“SA8000, a truly global standard, is today the best management tool available to ensure social accountability” says Neil Kearney, General Secretary of the International Textile, Garment and Leather Workers’ Federation and an SAI Advisory Board member.
Facilities have achieved SA8000 certification in 24 countries across Asia, Africa, Europe and the Americas. SA8000 now covers some 25 industries including clothing, footwear, toys, food, and cosmetics.
Leading retailers and brand companies in the US and Europe are using SA8000 to assure consumers and investors that products are made under decent conditions. The list of companies includes Carrefour, the world’s second largest retailer; Toy’s ‘R’ Us, the world’s leading toy seller; Otto Versand, the largest catalog retailer in the world; Dole, the world’s largest producer of fresh fruits and vegetables; and Kesko, the largest retailer in Finland (see attached list of retailers and brand companies).
“We clearly see the value in using SA8000 and working with suppliers to implement this system,” says Tom DeLuca, Vice President for Product Development at Toys ‘R’ Us.
SA8000 covers all the labor rights contained in widely-accepted International Labour Organization conventions, the Universal Declaration of Human Rights and the UN Convention on the Rights of the Child. The nine elements of the standard include:
1. No child labor
2. No forced labor
3. A healthy and safe workplace
4. Freedom of association and right to collective bargaining
5. No discrimination
6. No unjust discipline
7. Limits on working hours
8. Basic needs wage
9. Management systems for long term compliance
SA8000 can be implemented by a wide range of companies. Companies can have individual facilities certified to SA8000 through one of the eight accredited certification bodies or they can participate in the Corporate Involvement Program (CIP). The CIP helps companies evaluate SA8000,
implement the standard in their supply chain and report publicly on implementation progress.
The president of Apparel Avenue, the first SA8000 certified factory in Thailand, found that international customers give increasing pressure to producers to demonstrate their commitment to basic human values in the workplace. He says, “The standard is a way to strengthen and
differentiate Thai companies from other cheap labor countries.”
SA8000 is broadly recognized by trade unions, government agencies and non-governmental organizations (NGOs) as one of the strongest workplace standards. Organizations that have recognized SA8000 include the US State Department, the European Commission, the Tuscany Government, the Indian Ministry of Textiles, Business for Social Responsibility and Amnesty International.
According to Richard Howitt, Member of the European Parliament, “SA8000’s experience in the field offers valuable lessons to all those working to turn corporate social responsibility words into action.” And Morton Winston of Amnesty International USA adds, “SA8000 is the current benchmark in the field of corporate social accountability.”

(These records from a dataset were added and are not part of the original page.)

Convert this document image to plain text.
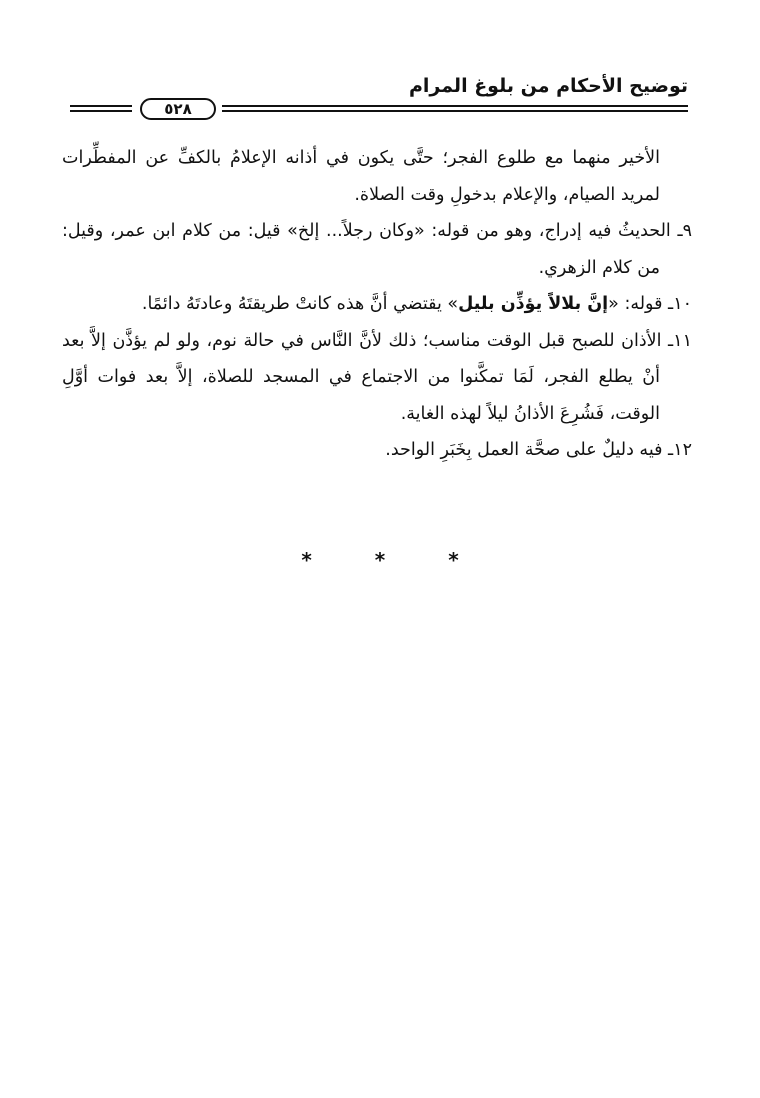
توضيح الأحكام من بلوغ المرام
٥٢٨

الأخير منهما مع طلوع الفجر؛ حتَّى يكون في أذانه الإعلامُ بالكفِّ عن المفطِّرات لمريد الصيام، والإعلام بدخولِ وقت الصلاة.

٩ـ الحديثُ فيه إدراج، وهو من قوله: «وكان رجلاً... إلخ» قيل: من كلام ابن عمر، وقيل: من كلام الزهري.

١٠ـ قوله: «إنَّ بلالاً يؤذِّن بليل» يقتضي أنَّ هذه كانتْ طريقتَهُ وعادتَهُ دائمًا.

١١ـ الأذان للصبح قبل الوقت مناسب؛ ذلك لأنَّ النَّاس في حالة نوم، ولو لم يؤذَّن إلاَّ بعد أنْ يطلع الفجر، لَمَا تمكَّنوا من الاجتماع في المسجد للصلاة، إلاَّ بعد فوات أوَّلِ الوقت، فَشُرِعَ الأذانُ ليلاً لهذه الغاية.

١٢ـ فيه دليلٌ على صحَّة العمل بِخَبَرِ الواحد.

* * *
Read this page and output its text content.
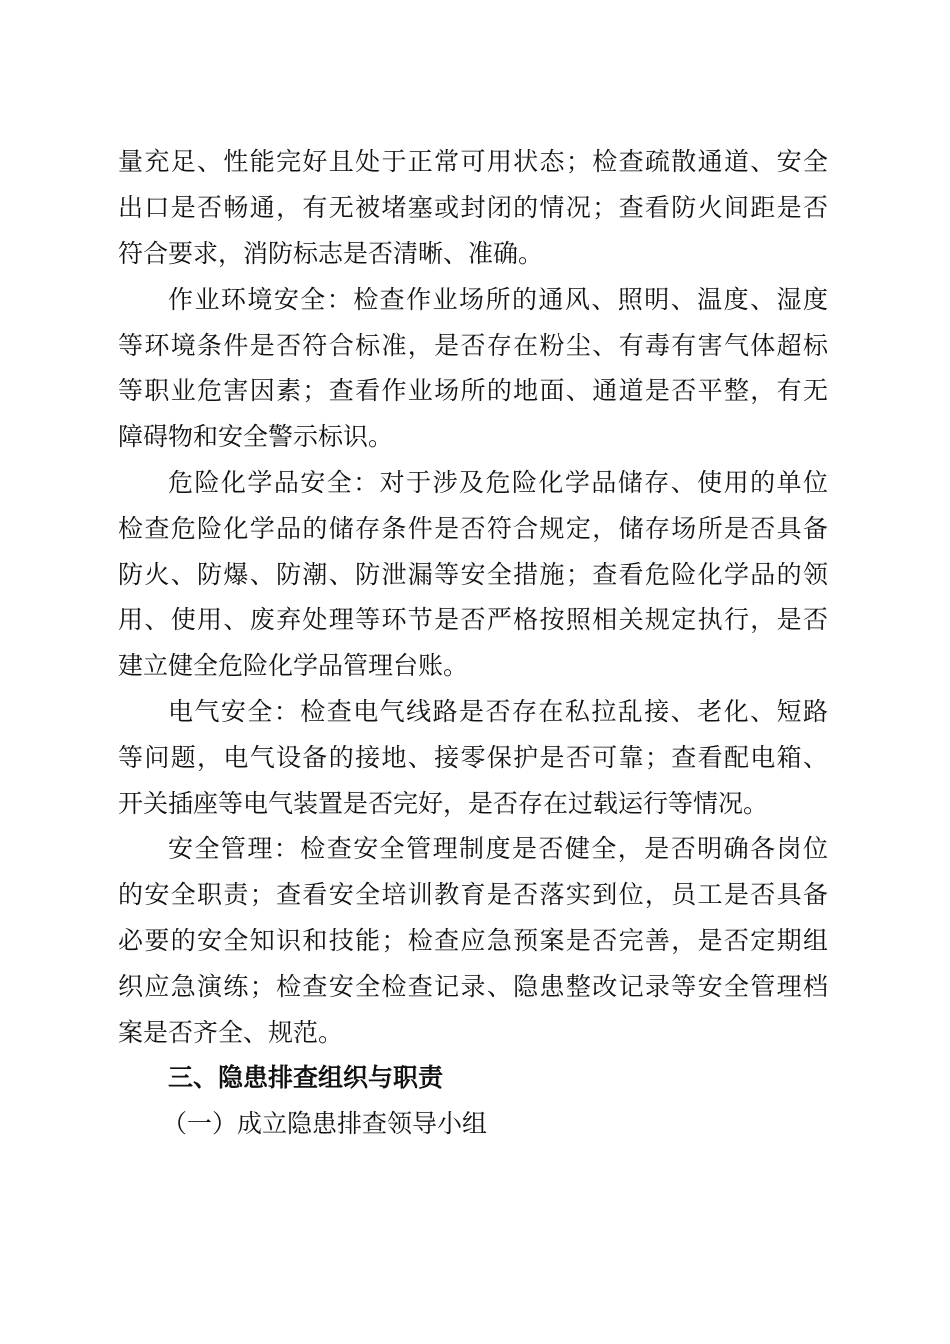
量充足、性能完好且处于正常可用状态；检查疏散通道、安全
出口是否畅通，有无被堵塞或封闭的情况；查看防火间距是否
符合要求，消防标志是否清晰、准确。
作业环境安全：检查作业场所的通风、照明、温度、湿度
等环境条件是否符合标准，是否存在粉尘、有毒有害气体超标
等职业危害因素；查看作业场所的地面、通道是否平整，有无
障碍物和安全警示标识。
危险化学品安全：对于涉及危险化学品储存、使用的单位
检查危险化学品的储存条件是否符合规定，储存场所是否具备
防火、防爆、防潮、防泄漏等安全措施；查看危险化学品的领
用、使用、废弃处理等环节是否严格按照相关规定执行，是否
建立健全危险化学品管理台账。
电气安全：检查电气线路是否存在私拉乱接、老化、短路
等问题，电气设备的接地、接零保护是否可靠；查看配电箱、
开关插座等电气装置是否完好，是否存在过载运行等情况。
安全管理：检查安全管理制度是否健全，是否明确各岗位
的安全职责；查看安全培训教育是否落实到位，员工是否具备
必要的安全知识和技能；检查应急预案是否完善，是否定期组
织应急演练；检查安全检查记录、隐患整改记录等安全管理档
案是否齐全、规范。
三、隐患排查组织与职责
（一）成立隐患排查领导小组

Social Accountability International (SAI) is a charitable human rights organization founded in 1997 and dedicated to improving workplaces and communities around the world by developing and promoting voluntary standards combined with independent verification and public reporting.
SAI brings together key sectors – business, trade unions, government and non-governmental organizations (NGOs) – to create social accountability systems. The first SAI system to be fully operational is Social Accountability 8000 (SA8000), a workplace standard that covers key labor rights and certifies compliance through independent, accredited auditors.